Department of Trauma and Orthopaedics, Corporació Sanitaria Parc Taulí, Barcelona, Spain.
Geriatr Orthop Surg Rehabil. 2017 Mar;8(1):10-13. doi: 10.1177/2151458516681143. Epub 2016 Dec 27.
While preoperative urinary tract infection (UTI) has the potential to cause bacteremia and postsurgical acute prosthetic joint infections (APJIs), the influence of asymptomatic bacteriuria (AB) in these infections remains unclear. So the majority of guidelines not recommend the treatment of AB prior to the surgery. However, as patients with dementia usually cannot explain the symptoms of dysuria, the differential diagnosis between AB and UTI may be very difficult in this group of patients. The principal aim of the study was to compare the rate of positive urine culture at admission in patients with femoral neck fracture with and without dementia and secondarily try to assess the connection of positive urinoculture and postoperative acute gram-negative PJI.

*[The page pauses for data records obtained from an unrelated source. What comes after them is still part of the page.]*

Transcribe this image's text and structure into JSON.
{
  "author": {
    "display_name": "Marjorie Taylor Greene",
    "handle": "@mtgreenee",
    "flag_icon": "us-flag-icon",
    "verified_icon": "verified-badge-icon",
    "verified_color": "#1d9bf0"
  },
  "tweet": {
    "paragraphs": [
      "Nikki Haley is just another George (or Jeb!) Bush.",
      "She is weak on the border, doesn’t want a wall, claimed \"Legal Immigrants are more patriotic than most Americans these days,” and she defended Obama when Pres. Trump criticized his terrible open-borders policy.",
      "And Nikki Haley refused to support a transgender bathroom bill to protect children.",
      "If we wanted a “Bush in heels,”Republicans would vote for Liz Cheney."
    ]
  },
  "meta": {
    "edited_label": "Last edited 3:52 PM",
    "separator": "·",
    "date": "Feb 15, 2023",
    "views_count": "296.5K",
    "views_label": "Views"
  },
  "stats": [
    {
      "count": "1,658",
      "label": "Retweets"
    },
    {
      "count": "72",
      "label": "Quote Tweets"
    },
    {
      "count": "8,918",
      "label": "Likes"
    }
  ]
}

All patients with a femoral neck fracture underwent a urine culture on hospital admission and were prospectively recorded. Variables such as sex, age, institutionalization, dementia and other comorbidities, PJI rate, and in-hospital death were collected. The results of cultures were retrospectively revised. Patients who received postoperative antibiotics or had been diagnosed with UTI during hospital stay were excluded. Statistical comparisons between patients with and without dementia were performed using SPSS software version 17.
A total of 148 patients were included (52 with dementia). The rate of positive urine culture was 32% (n = 16) in patients with dementia and 11.5% in patients without dementia ( = .003). Of these 16 patients with dementia and positive urine culture, 2 (12.5%) developed an acute gram-negative PJI, whereas there were no cases in the group without dementia ( = .011).
The only difference between UTI and AB is the expression of symptoms by the patient. However, as patients with dementia have difficulties to explain UTI symptoms, some UTI may be underdiagnosed.
Patients with dementia have a statistically higher rate of presurgical positive urine culture compared with patients without dementia.
虽然术前尿路感染(UTI)有可能导致菌血症和术后急性人工关节感染(APJI),但无症状菌尿(AB)在这些感染中的影响仍不明确。因此,大多数指南不建议在手术前治疗AB。然而,由于痴呆患者通常无法解释排尿困难的症状,在这组患者中AB和UTI的鉴别诊断可能非常困难。本研究的主要目的是比较有和没有痴呆的股骨颈骨折患者入院时尿培养阳性率,并其次试图评估尿培养阳性与术后急性革兰氏阴性PJI的关联。
所有股骨颈骨折患者入院时均进行尿培养,并进行前瞻性记录。收集性别、年龄、住院情况、痴呆和其他合并症、PJI发生率和住院死亡等变量。对培养结果进行回顾性复查。排除术后接受抗生素治疗或住院期间被诊断为UTI的患者。使用SPSS软件17版对有和没有痴呆的患者进行统计比较。
共纳入148例患者(52例有痴呆)。痴呆患者尿培养阳性率为32%(n = 16),无痴呆患者为11.5%(P = .003)。在这16例痴呆且尿培养阳性的患者中,2例(12.5%)发生了急性革兰氏阴性PJI,而无痴呆组无病例发生(P = .011)。
UTI和AB之间的唯一区别是患者的症状表现。然而,由于痴呆患者难以解释UTI症状,一些UTI可能未被诊断出来。
与无痴呆患者相比,痴呆患者术前尿培养阳性率在统计学上更高。